As converts to “the way” increased, they were encouraged by their leaders to see themselves as “brothers and sisters” in a family of faith, and to care for each other as real brothers and sister would. (See Hebrews 13:1.) As they became a persecuted minority in an increasingly hostile world, this hospitality became their hallmark, and served three purposes.

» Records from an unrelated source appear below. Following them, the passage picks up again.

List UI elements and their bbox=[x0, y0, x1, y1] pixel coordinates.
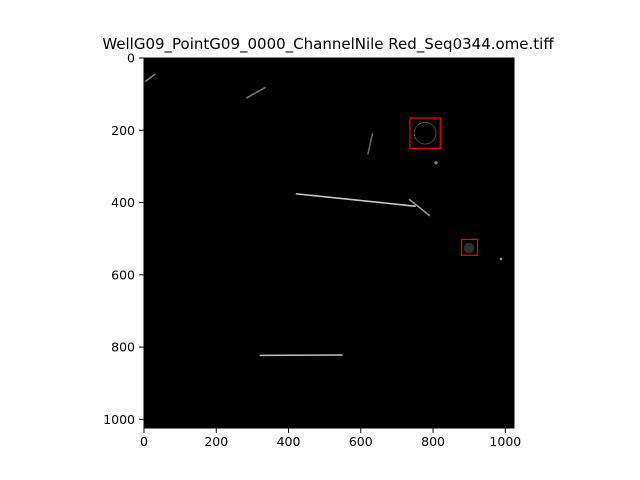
fiber bbox=[246, 86, 266, 99]
y-tick-label: 400 bbox=[111, 195, 135, 210]
plot-title: WellG09_PointG09_0000_ChannelNile Red_Se… bbox=[102, 35, 554, 54]
image-frame bbox=[143, 57, 515, 429]
annotation-layer bbox=[409, 117, 479, 256]
image-axes bbox=[143, 57, 515, 429]
y-axis: 0 200 400 600 800 1000 bbox=[103, 51, 144, 427]
fiber bbox=[367, 133, 374, 155]
features-layer bbox=[145, 73, 503, 357]
x-tick-label: 1000 bbox=[489, 434, 521, 449]
y-tick-label: 600 bbox=[111, 267, 135, 282]
image-background bbox=[144, 58, 514, 428]
fiber bbox=[295, 193, 416, 207]
annotation-box bbox=[409, 117, 441, 149]
ring-feature bbox=[413, 121, 437, 145]
y-tick-label: 200 bbox=[111, 123, 135, 138]
y-tick-label: 800 bbox=[111, 340, 135, 355]
particle bbox=[499, 257, 503, 261]
annotation-box bbox=[461, 238, 479, 256]
y-tick-label: 1000 bbox=[103, 412, 135, 427]
x-tick-label: 600 bbox=[349, 434, 373, 449]
x-tick-label: 0 bbox=[140, 434, 148, 449]
x-axis: 0 200 400 600 800 1000 bbox=[140, 428, 521, 449]
particle bbox=[434, 161, 438, 165]
x-tick-label: 400 bbox=[277, 434, 301, 449]
x-tick-label: 800 bbox=[421, 434, 445, 449]
y-tick-label: 0 bbox=[127, 51, 135, 66]
fiber bbox=[145, 73, 156, 82]
x-tick-label: 200 bbox=[204, 434, 228, 449]
fiber bbox=[408, 198, 431, 217]
particle bbox=[463, 242, 475, 254]
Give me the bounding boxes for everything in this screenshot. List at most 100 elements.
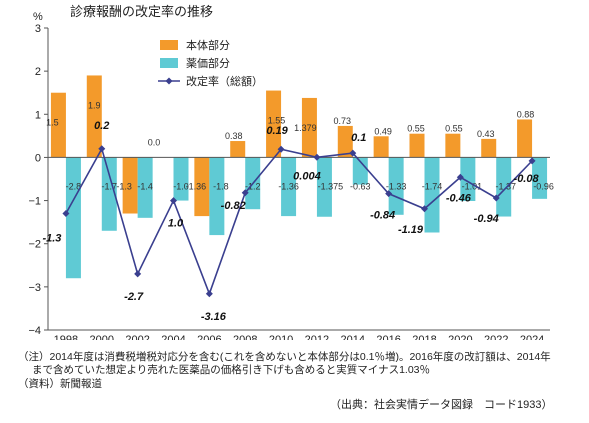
line-point-label: -3.16 (201, 311, 227, 323)
bar-label-hontai: 1.55 (268, 116, 286, 126)
total-rate-point (421, 205, 428, 213)
bar-hontai-2008 (230, 141, 246, 158)
bar-yakka-2006 (209, 157, 225, 236)
total-rate-line (65, 146, 533, 297)
bar-hontai-2000 (86, 75, 102, 158)
bar-yakka-1998 (65, 157, 81, 279)
total-rate-point (98, 145, 106, 153)
bar-yakka-2002 (137, 157, 153, 218)
bar-hontai-1998 (50, 92, 66, 158)
y-tick-label: −3 (28, 282, 41, 294)
x-tick-label: 2006 (197, 334, 221, 340)
bar-label-hontai: 0.55 (445, 124, 463, 134)
bar-yakka-2010 (281, 157, 297, 217)
legend-swatch-hontai (160, 40, 178, 50)
bar-yakka-2024 (532, 157, 548, 199)
legend-swatch-yakka (160, 58, 178, 68)
bar-yakka-2018 (424, 157, 440, 233)
line-point-label: 0.1 (351, 132, 366, 144)
bar-label-hontai: 0.73 (334, 116, 352, 126)
legend-label-yakka: 薬価部分 (186, 56, 230, 70)
x-tick-label: 2000 (90, 334, 114, 340)
y-tick-label: 0 (35, 152, 41, 164)
line-point-label: -2.7 (124, 291, 144, 303)
x-tick-label: 2016 (376, 334, 400, 340)
bar-hontai-2022 (481, 138, 497, 158)
y-tick-label: 1 (35, 109, 41, 121)
line-point-label: 0.2 (94, 120, 109, 132)
x-tick-label: 2022 (484, 334, 508, 340)
footnote-line-1: （注）2014年度は消費税増税対応分を含む(これを含めないと本体部分は0.1％増… (18, 351, 551, 363)
bar-label-hontai: 0.0 (148, 137, 161, 147)
bar-label-yakka: -1.33 (386, 181, 407, 191)
line-point-label: -0.82 (221, 200, 246, 212)
bar-label-yakka: -1.375 (318, 181, 344, 191)
line-point-label: -0.46 (446, 192, 472, 204)
footnote-line-2: まで含めていた想定より売れた医薬品の価格引き下げも含めると実質マイナス1.03％ (32, 364, 431, 376)
legend-marker-total (165, 77, 173, 85)
bar-yakka-2020 (460, 157, 476, 202)
bar-yakka-2016 (388, 157, 404, 215)
bar-hontai-2010 (266, 90, 282, 158)
bar-label-yakka: -1.2 (245, 181, 261, 191)
bar-hontai-2006 (194, 157, 210, 217)
bar-hontai-2018 (409, 133, 425, 158)
line-point-label: 1.0 (168, 218, 184, 230)
x-tick-label: 2010 (269, 334, 293, 340)
total-rate-point (277, 145, 285, 153)
bar-hontai-2002 (122, 157, 138, 214)
x-tick-label: 2018 (412, 334, 436, 340)
bar-hontai-2020 (445, 133, 461, 158)
x-tick-label: 2008 (233, 334, 257, 340)
x-tick-label: 2014 (341, 334, 365, 340)
y-tick-label: 2 (35, 66, 41, 78)
bar-hontai-2014 (337, 125, 353, 158)
bar-label-hontai: 0.88 (517, 109, 535, 119)
bar-label-hontai: 1.379 (294, 123, 317, 133)
line-point-label: -1.3 (42, 233, 61, 245)
chart-title: 診療報酬の改定率の推移 (70, 4, 213, 19)
y-tick-label: 3 (35, 23, 41, 35)
total-rate-point (313, 153, 321, 161)
source-reference: （出典：社会実情データ図録 コード1933） (330, 399, 553, 411)
bar-yakka-2014 (352, 157, 368, 185)
x-tick-label: 1998 (54, 334, 78, 340)
bar-label-yakka: -1.4 (137, 181, 153, 191)
total-rate-point (492, 194, 500, 202)
bar-label-hontai: 0.55 (407, 124, 425, 134)
total-rate-point (385, 190, 393, 198)
total-rate-point (134, 270, 142, 278)
bar-yakka-2012 (316, 157, 332, 217)
bar-label-yakka: -1.36 (278, 181, 299, 191)
line-point-label: 0.004 (293, 170, 321, 182)
bar-label-yakka: -0.96 (533, 181, 554, 191)
bar-label-yakka: -0.63 (350, 181, 371, 191)
line-point-label: -0.94 (474, 213, 499, 225)
source-credit: （資料）新聞報道 (18, 378, 102, 390)
bar-label-hontai: 1.5 (46, 118, 59, 128)
legend-label-total: 改定率（総額） (186, 74, 263, 88)
total-rate-point (205, 290, 213, 298)
x-tick-label: 2020 (448, 334, 472, 340)
bar-label-hontai: 1.9 (88, 100, 101, 110)
y-tick-label: −1 (28, 196, 41, 208)
bar-label-hontai: 0.43 (477, 129, 495, 139)
line-point-label: -1.19 (398, 224, 424, 236)
bar-label-hontai: -1.3 (116, 181, 132, 191)
y-axis-label: % (33, 11, 43, 23)
y-tick-label: −2 (28, 239, 41, 251)
legend-label-hontai: 本体部分 (186, 38, 230, 52)
total-rate-point (528, 157, 536, 165)
line-point-label: 0.19 (266, 125, 288, 137)
bar-label-yakka: -1.37 (495, 181, 516, 191)
x-tick-label: 2002 (125, 334, 149, 340)
total-rate-point (62, 210, 70, 218)
x-tick-label: 2024 (520, 334, 544, 340)
chart: 診療報酬の改定率の推移%3 2 1 0 −1 −2 −3 −4 1998 2000 2002 2004… (28, 4, 554, 340)
bar-label-yakka: -1.7 (102, 181, 118, 191)
line-point-label: -0.84 (370, 210, 395, 222)
bar-label-yakka: -1.74 (422, 181, 443, 191)
line-point-label: -0.08 (514, 173, 540, 185)
bar-hontai-2024 (517, 119, 533, 158)
total-rate-point (349, 149, 357, 157)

First, it was how they obeyed Jesus who, before his death, told his disciples to “Love one another, even as I have loved you…By this all men will know that you are my disciples because you love one another.” In other words, hospitality was how they lived out love on a daily basis. (See John 13:34, 35.) (By the way, Jesus hasn’t rescinded that commandment.)
Second, it was how they cared for their leaders and those who traveled around telling others about this gospel. Inns were notoriously dirty and dangerous places in those days. To check people you respected into an inn really said you didn’t respect them all that much; instead, you took them home with you. But more than that, the followers of Jesus knew that to refuse Jesus’ messengers was the same as refusing Jesus’ message. (See Luke 10: 10-16.) In many of the letters their leaders wrote, those who exemplified lavish hospitality were identified by name and esteemed.
Third, it was often in the environment of hospitality that faith was forged. Christianity was a home-centered movement in those days. The followers of Jesus didn’t rent public space for meetings (and as time went on, many of them had to go into hiding just to talk about their beliefs). And so many of the converts to this new faith learned about Jesus from the discussions (and treatment they received) in the homes of those who had recently been converted to “the way.” Interestingly, homegrown faith was something Jesus himself started: He accepted invitations from common folks, and in their homes he engaged them in spiritual discussions. (See Luke 7: 36-50, and 11:37-54.)
The safe, commonplace, comfortable religion that is Christianity today in most of the Western world is a far cry from that fledgling faith of the first century. But today, ever so quietly but steadily, around dining room tables and in front of family room fireplaces, Christianity is rediscovering its original venue and virtue.
To practice Christian hospitality is not as much about entertaining as it is about welcoming. Entertaining is inviting family and friends into your home for a well-planned dinner party; welcoming is inviting into your life those you know and those you don’t because they need your comfort and care.